The Missing Question (David Notkin, 1955-2013)
One of the great pleasures of research is the sense of community: shared dedication to a subject, shared arguments, shared meals. You meet the same people, again and again, as you rotate through the same set of professional meetings ... Berlin, Vancouver, Boston, Zurich. So it was with David Notkin. We were, typical professional acquaintances, we would meet in the breaks of conferences and in programme committees, we would joke and gossip, as one does. We would circle around our rather different approaches to the subject, seeking meeting points and assessing progress.
Though he had been ill for a long time, and though he had been frank about his illness and the prognosis, it is still immensely shocking to hear of his death. I guess that, when you see somebody only at intervals, it is too easy to see them as an occasional, but essentially reliable, comet that appears, fades to the distance and then, in time, returns. It will be difficult to hold the fact of his death in mind.
Anybody who encountered David must naturally have been struck first by his appearance. His large 'Old Testament' beard made him stand out and when complemented with the tie-dyed, West Coast, t-shirts he liked, he was unmissable, even amongst computer scientists. Physically animated he conveyed the enthusiasm for our discipline in his gestures and his urgent conversation. I see him now, arguing a point in a conference hall, at a coffee break, head bent slightly forwards, with colleagues surrounding him, absorbed, passionate.
Perhaps this image is particularly appropriate because he was dedicated to the scientific community. He was an organiser and an inspirer, one of those people who 'make things happen'. He cared about the collective endeavour, did all he could to support it, he took it seriously, as it deserves to be taken.
He was, of course, a scientist of considerable stature and his work, which concerned itself principally with the construction of language-based tools and methods to support programming, has made an important contribution to the discipline of software engineering. Scientific rewards rarely accrue to to those who skip from problem to problem, rather persistence and focus pay off, honing a method on a range of problems, testing where it works and fails to work. This is increasingly rare in a scientific community with a shortening attention span. His work undoubtedly benefited from this persistence.
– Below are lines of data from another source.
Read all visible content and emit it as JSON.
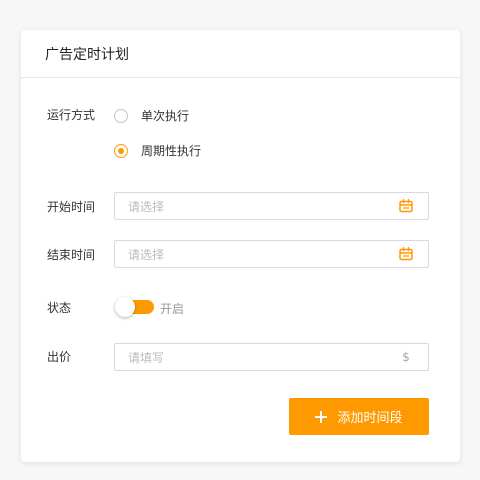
{
  "card": {
    "title": "广告定时计划"
  },
  "form": {
    "run_mode": {
      "label": "运行方式",
      "options": [
        {
          "label": "单次执行",
          "checked": false
        },
        {
          "label": "周期性执行",
          "checked": true
        }
      ]
    },
    "start_time": {
      "label": "开始时间",
      "placeholder": "请选择",
      "icon": "calendar-icon"
    },
    "end_time": {
      "label": "结束时间",
      "placeholder": "请选择",
      "icon": "calendar-icon"
    },
    "status": {
      "label": "状态",
      "switch_label": "开启",
      "on": true
    },
    "bid": {
      "label": "出价",
      "placeholder": "请填写",
      "suffix": "$"
    }
  },
  "actions": {
    "add_label": "添加时间段",
    "icon": "plus-icon"
  },
  "colors": {
    "accent": "#ff9900",
    "border": "#d9d9d9",
    "placeholder": "#bbbbbb"
  }
}
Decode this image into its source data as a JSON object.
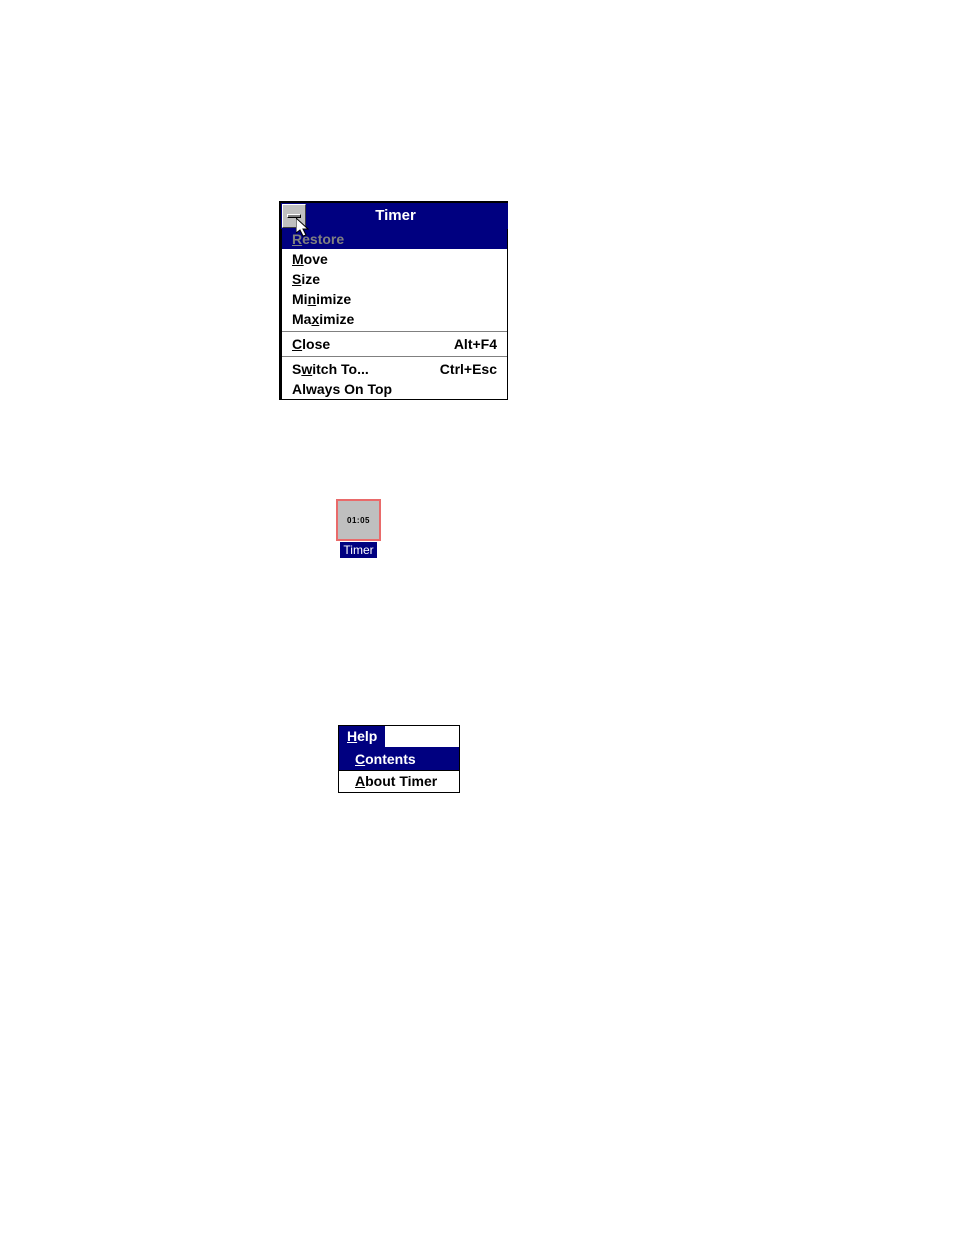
{
  "sysmenu": {
    "title": "Timer",
    "items": [
      {
        "pre": "",
        "u": "R",
        "post": "estore",
        "shortcut": "",
        "selected": true
      },
      {
        "pre": "",
        "u": "M",
        "post": "ove",
        "shortcut": "",
        "selected": false
      },
      {
        "pre": "",
        "u": "S",
        "post": "ize",
        "shortcut": "",
        "selected": false
      },
      {
        "pre": "Mi",
        "u": "n",
        "post": "imize",
        "shortcut": "",
        "selected": false
      },
      {
        "pre": "Ma",
        "u": "x",
        "post": "imize",
        "shortcut": "",
        "selected": false
      }
    ],
    "items2": [
      {
        "pre": "",
        "u": "C",
        "post": "lose",
        "shortcut": "Alt+F4",
        "selected": false
      }
    ],
    "items3": [
      {
        "pre": "S",
        "u": "w",
        "post": "itch To...",
        "shortcut": "Ctrl+Esc",
        "selected": false
      },
      {
        "pre": "Always On Top",
        "u": "",
        "post": "",
        "shortcut": "",
        "selected": false
      }
    ]
  },
  "icon": {
    "time": "01:05",
    "caption": "Timer"
  },
  "helpmenu": {
    "bar": {
      "pre": "",
      "u": "H",
      "post": "elp"
    },
    "rows": [
      {
        "pre": "",
        "u": "C",
        "post": "ontents",
        "selected": true
      },
      {
        "pre": "",
        "u": "A",
        "post": "bout Timer",
        "selected": false
      }
    ]
  }
}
The work too, has an idiosyncratic style. Rigour and clarity, yes, but also a touch of the urgency and enthusiasm that characterised the man. This style and exposition are sufficiently distinctive to be traceable in the work of his students. Most academics know that our legacy is not our work but our students, we convey to them more than ideas and techniques, but also patterns of thought and judgment, the things that imbue work with a personal quality. David stood out as an educator and mentor.
So, the wheel turns and the cycle of research and meetings continues in motion. We will prepare talks, get on planes, meet friends, and sit jet-lagged in hotel basements. I will look around and expect to see David, expect his question to the speaker, cutting through to the essence with a humorous edge, and it will not come.